11 JULY 1846, Page 9

Quebec has sustained a terrible calamity from fire. It occurred

in the night of the 12th June, in the Theatre Royal, St. Lewis Street. There had been an exhi- bition of chemical dioramas; and the fire is imputed to the oversetting of a cam- phine lamp. The house had been densely crowded, but some of the audience had gone away before the accident. In an incredibly short space of time the whole of the interior of the building was enveloped in one sheet of flame. A rush was at once made to one of the staircases, the other means of egress being overlooked in the excitement; and the staircase fell with the weight of those who crowded upon it, cutting off that chance of escape. The loss of life was very great: forty-six bodies were recovered up to four o'clock of the 13th.

A sad accident occurred, on the 8th instant, on the Great North of France Railway, recently opened, to connect Paris with Brussels. The disaster occurred on the frontier of the two countries, between the stations of Arras and Douay. As a train of thirteen carriages was proceeding at a moderate rate, the engine ran off the rails, while passing a bridge; burst through a low parapet wall, dragging the carriages along with it; and all were precipitated into the water. Accounts vary as to the loss of life; some stating nineteen as the number, and others twenty- six, with sixty or seventy injured. The accident had caused much consternation at Brussels.

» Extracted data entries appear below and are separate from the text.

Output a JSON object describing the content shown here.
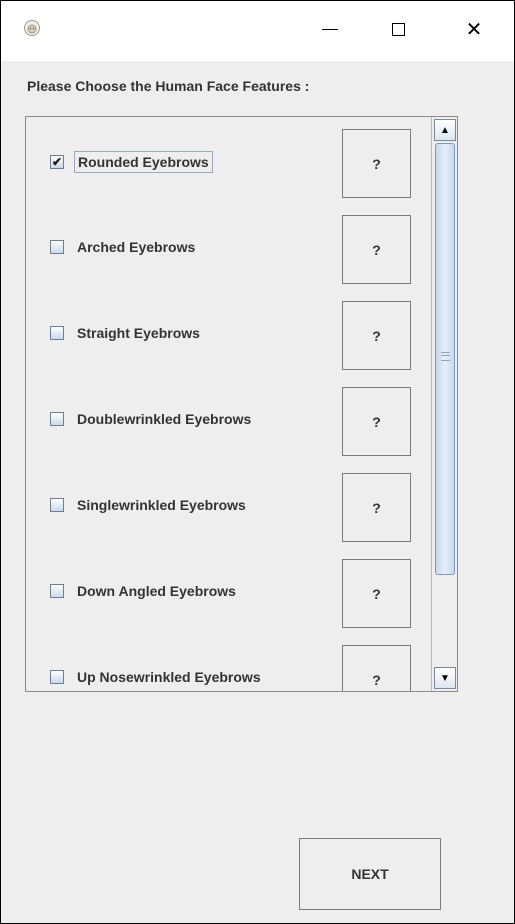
{
  "titlebar": {
    "minimize_glyph": "",
    "maximize_glyph": "",
    "close_glyph": "✕"
  },
  "prompt": "Please Choose the Human Face Features :",
  "features": [
    {
      "label": "Rounded Eyebrows",
      "checked": true,
      "help": "?"
    },
    {
      "label": "Arched Eyebrows",
      "checked": false,
      "help": "?"
    },
    {
      "label": "Straight Eyebrows",
      "checked": false,
      "help": "?"
    },
    {
      "label": "Doublewrinkled Eyebrows",
      "checked": false,
      "help": "?"
    },
    {
      "label": "Singlewrinkled Eyebrows",
      "checked": false,
      "help": "?"
    },
    {
      "label": "Down Angled Eyebrows",
      "checked": false,
      "help": "?"
    },
    {
      "label": "Up Nosewrinkled Eyebrows",
      "checked": false,
      "help": "?"
    }
  ],
  "scrollbar": {
    "up_glyph": "▲",
    "down_glyph": "▼"
  },
  "next_label": "NEXT",
  "icons": {
    "app": "lion-head-icon",
    "minimize": "minimize-icon",
    "maximize": "maximize-icon",
    "close": "close-icon"
  }
}
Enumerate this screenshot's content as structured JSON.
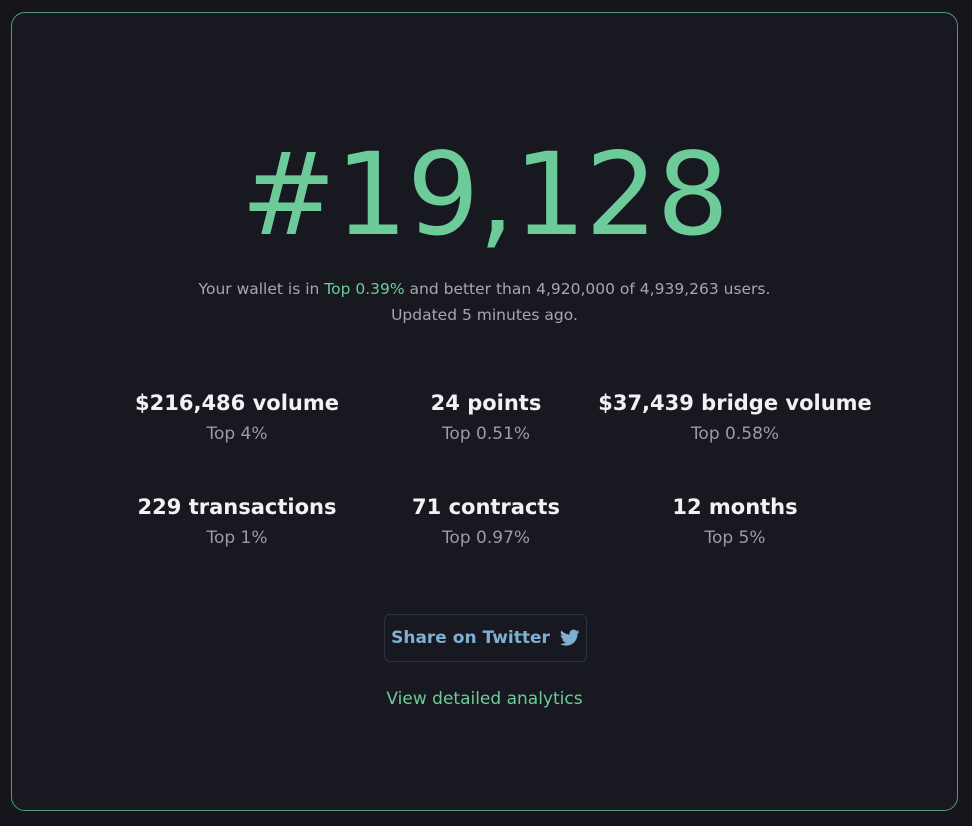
{
  "rank": {
    "value": "#19,128"
  },
  "summary": {
    "prefix": "Your wallet is in ",
    "highlight": "Top 0.39%",
    "suffix": " and better than 4,920,000 of 4,939,263 users.",
    "updated": "Updated 5 minutes ago."
  },
  "stats": [
    {
      "value": "$216,486 volume",
      "rank": "Top 4%"
    },
    {
      "value": "24 points",
      "rank": "Top 0.51%"
    },
    {
      "value": "$37,439 bridge volume",
      "rank": "Top 0.58%"
    },
    {
      "value": "229 transactions",
      "rank": "Top 1%"
    },
    {
      "value": "71 contracts",
      "rank": "Top 0.97%"
    },
    {
      "value": "12 months",
      "rank": "Top 5%"
    }
  ],
  "share": {
    "label": "Share on Twitter",
    "icon": "twitter-icon"
  },
  "analytics_link": "View detailed analytics",
  "colors": {
    "accent": "#6ccb99",
    "twitter": "#7fb0d2",
    "background": "#181820"
  }
}
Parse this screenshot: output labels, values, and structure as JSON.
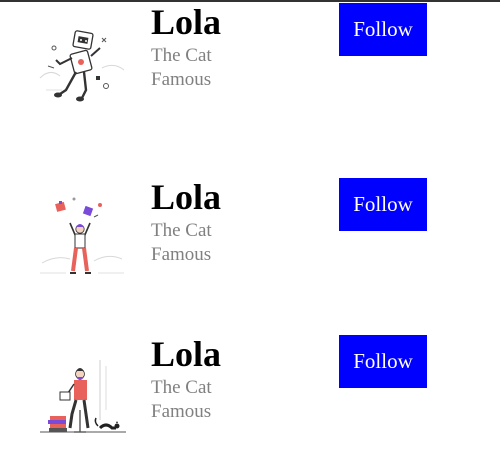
{
  "colors": {
    "button_bg": "#0000ff",
    "button_text": "#ffffff",
    "subtitle": "#808080",
    "name": "#000000"
  },
  "cards": [
    {
      "illustration_icon": "juggling-person-illustration",
      "name": "Lola",
      "subtitle": "The Cat Famous",
      "button_label": "Follow"
    },
    {
      "illustration_icon": "seated-person-with-cat-illustration",
      "name": "Lola",
      "subtitle": "The Cat Famous",
      "button_label": "Follow"
    },
    {
      "illustration_icon": "broken-robot-illustration",
      "name": "Lola",
      "subtitle": "The Cat Famous",
      "button_label": "Follow"
    }
  ]
}
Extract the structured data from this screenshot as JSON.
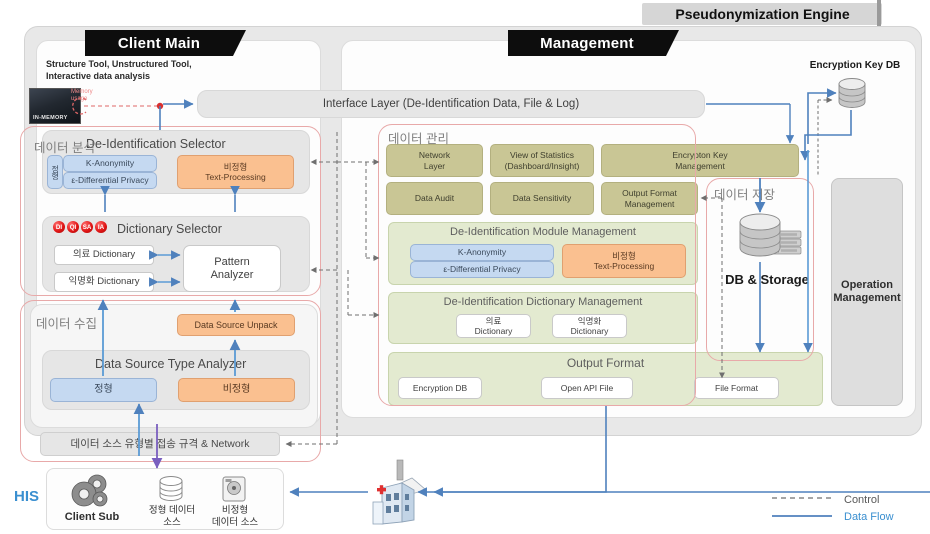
{
  "diagram": {
    "engine_title": "Pseudonymization Engine",
    "client_main_title": "Client Main",
    "management_title": "Management"
  },
  "client": {
    "subtitle_line1": "Structure Tool, Unstructured Tool,",
    "subtitle_line2": "Interactive data analysis",
    "inmemory_label": "IN-MEMORY",
    "memory_note_l1": "Memory",
    "memory_note_l2": "usage",
    "analysis_group": "데이터 분석",
    "selector_title": "De-Identification Selector",
    "vertical_label": "정형",
    "k_anonymity": "K-Anonymity",
    "differential_privacy": "ε-Differential Privacy",
    "unstructured_l1": "비정형",
    "unstructured_l2": "Text-Processing",
    "dictionary_selector_title": "Dictionary Selector",
    "badges": [
      "DI",
      "QI",
      "SA",
      "IA"
    ],
    "medical_dictionary": "의료 Dictionary",
    "anon_dictionary": "익명화 Dictionary",
    "pattern_analyzer_l1": "Pattern",
    "pattern_analyzer_l2": "Analyzer",
    "collect_group": "데이터 수집",
    "data_source_unpack": "Data Source Unpack",
    "data_source_type_analyzer": "Data Source Type Analyzer",
    "structured": "정형",
    "unstructured": "비정형",
    "network_spec": "데이터 소스 유형별 접송 규격 & Network"
  },
  "interface": {
    "label": "Interface Layer (De-Identification Data, File & Log)"
  },
  "management": {
    "data_mgmt_group": "데이터 관리",
    "tiles": [
      {
        "label": "Network\nLayer"
      },
      {
        "label": "View of Statistics\n(Dashboard/Insight)"
      },
      {
        "label": "Encrypton Key\nManagement"
      },
      {
        "label": "Data Audit"
      },
      {
        "label": "Data Sensitivity"
      },
      {
        "label": "Output Format\nManagement"
      }
    ],
    "tile_network_l1": "Network",
    "tile_network_l2": "Layer",
    "tile_stats_l1": "View of Statistics",
    "tile_stats_l2": "(Dashboard/Insight)",
    "tile_enckey_l1": "Encrypton Key",
    "tile_enckey_l2": "Management",
    "tile_audit": "Data Audit",
    "tile_sensitivity": "Data Sensitivity",
    "tile_outfmt_l1": "Output Format",
    "tile_outfmt_l2": "Management",
    "module_mgmt_title": "De-Identification Module Management",
    "module_k_anonymity": "K-Anonymity",
    "module_differential_privacy": "ε-Differential Privacy",
    "module_unstructured_l1": "비정형",
    "module_unstructured_l2": "Text-Processing",
    "dict_mgmt_title": "De-Identification Dictionary Management",
    "dict_medical_l1": "의료",
    "dict_medical_l2": "Dictionary",
    "dict_anon_l1": "익명화",
    "dict_anon_l2": "Dictionary",
    "output_format_title": "Output Format",
    "output_encryption_db": "Encryption DB",
    "output_open_api_file": "Open API File",
    "output_file_format": "File Format"
  },
  "storage": {
    "encryption_key_db": "Encryption Key DB",
    "group_label": "데이터 저장",
    "db_storage": "DB & Storage",
    "operation_management_l1": "Operation",
    "operation_management_l2": "Management"
  },
  "bottom": {
    "his": "HIS",
    "client_sub": "Client Sub",
    "structured_source_l1": "정형 데이터",
    "structured_source_l2": "소스",
    "unstructured_source_l1": "비정형",
    "unstructured_source_l2": "데이터 소스"
  },
  "legend": {
    "control": "Control",
    "data_flow": "Data Flow"
  },
  "colors": {
    "accent_blue": "#4f81bd",
    "control_dash": "#808080",
    "khaki": "#c9c695",
    "green_panel": "#e3ead0",
    "blue_box": "#c5d9f1",
    "orange_box": "#fac090",
    "rose_outline": "#e8a9a9",
    "his_blue": "#3a8fd0"
  }
}
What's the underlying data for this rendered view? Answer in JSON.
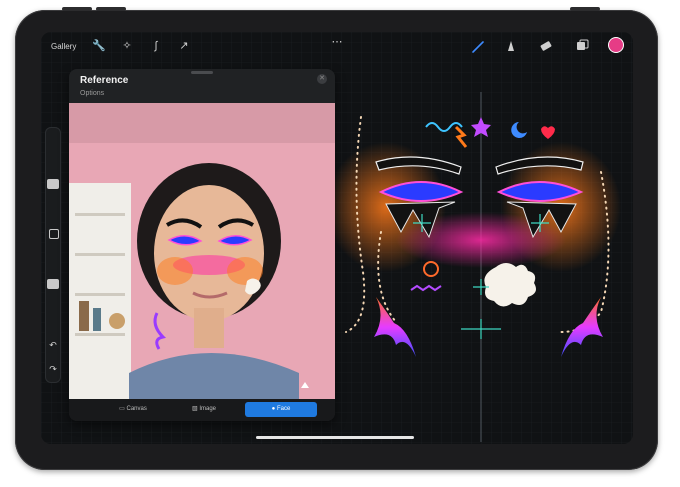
{
  "toolbar": {
    "gallery_label": "Gallery",
    "more_icon": "ellipsis-icon",
    "left_tools": [
      "wrench-icon",
      "magic-wand-icon",
      "selection-icon",
      "transform-arrow-icon"
    ],
    "right_tools": [
      "brush-icon",
      "smudge-icon",
      "eraser-icon",
      "layers-icon"
    ],
    "active_color": "#e63c86"
  },
  "reference_panel": {
    "title": "Reference",
    "subtitle": "Options",
    "close_icon": "close-icon",
    "tabs": [
      {
        "label": "Canvas",
        "icon": "canvas-icon",
        "active": false
      },
      {
        "label": "Image",
        "icon": "image-icon",
        "active": false
      },
      {
        "label": "Face",
        "icon": "face-icon",
        "active": true
      }
    ],
    "active_tab_color": "#1f7ae0"
  },
  "sidebar": {
    "icons": [
      "modify-square-icon",
      "undo-icon",
      "redo-icon"
    ]
  },
  "colors": {
    "canvas_bg": "#101214",
    "accent_pink": "#e63c86",
    "accent_blue": "#1f7ae0"
  }
}
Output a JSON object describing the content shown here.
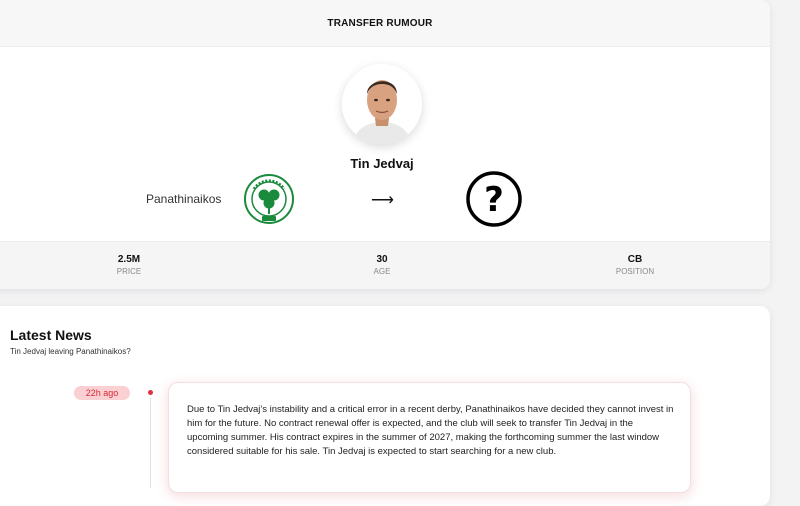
{
  "transfer": {
    "header": "TRANSFER RUMOUR",
    "player_name": "Tin Jedvaj",
    "from_club": "Panathinaikos",
    "to_club_symbol": "?",
    "arrow": "⟶",
    "stats": [
      {
        "value": "2.5M",
        "label": "PRICE"
      },
      {
        "value": "30",
        "label": "AGE"
      },
      {
        "value": "CB",
        "label": "POSITION"
      }
    ],
    "colors": {
      "club_green": "#1a8a3c"
    }
  },
  "news": {
    "title": "Latest News",
    "subtitle": "Tin Jedvaj leaving Panathinaikos?",
    "items": [
      {
        "time": "22h ago",
        "text": "Due to Tin Jedvaj's instability and a critical error in a recent derby, Panathinaikos have decided they cannot invest in him for the future. No contract renewal offer is expected, and the club will seek to transfer Tin Jedvaj in the upcoming summer. His contract expires in the summer of 2027, making the forthcoming summer the last window considered suitable for his sale. Tin Jedvaj is expected to start searching for a new club."
      }
    ],
    "accent": "#d22a3a"
  }
}
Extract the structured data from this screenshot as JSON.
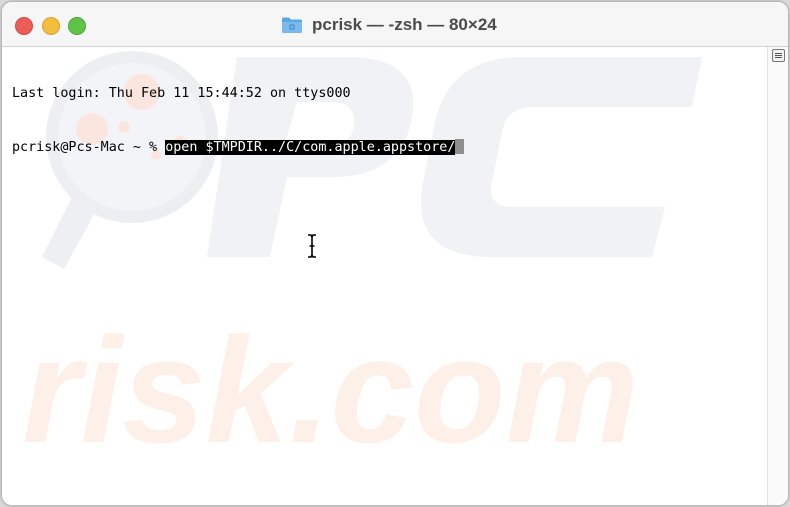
{
  "window": {
    "title": "pcrisk — -zsh — 80×24"
  },
  "terminal": {
    "lines": [
      "Last login: Thu Feb 11 15:44:52 on ttys000"
    ],
    "prompt": "pcrisk@Pcs-Mac ~ % ",
    "command": "open $TMPDIR../C/com.apple.appstore/"
  },
  "watermark": {
    "text": "risk.com"
  },
  "colors": {
    "close": "#ec5d59",
    "minimize": "#f3bd3e",
    "maximize": "#5fc445",
    "watermark_gray": "#eef0f3",
    "watermark_orange": "#fdeee5"
  },
  "icons": [
    "folder-icon",
    "text-cursor-icon",
    "scroll-menu-icon"
  ]
}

A terrible calamity visited Truro on Thursday afternoon. A violent thunder- storm attended by a flood of rain that resembled the bursting of a water-spout, broke over the town. Torrents from Newlyn Downs filled the shaft of the East Wheal Rose lead-mine, (which is eight miles from Truro,) sweeping rubbish, and even stones or other thins of great weight, into the mine. The shaft is forty fathoms deep. Some of the workpeople contrived to reach the surface, and escaped; but forty-three men and boys were missing, and were presumed to have been drowned.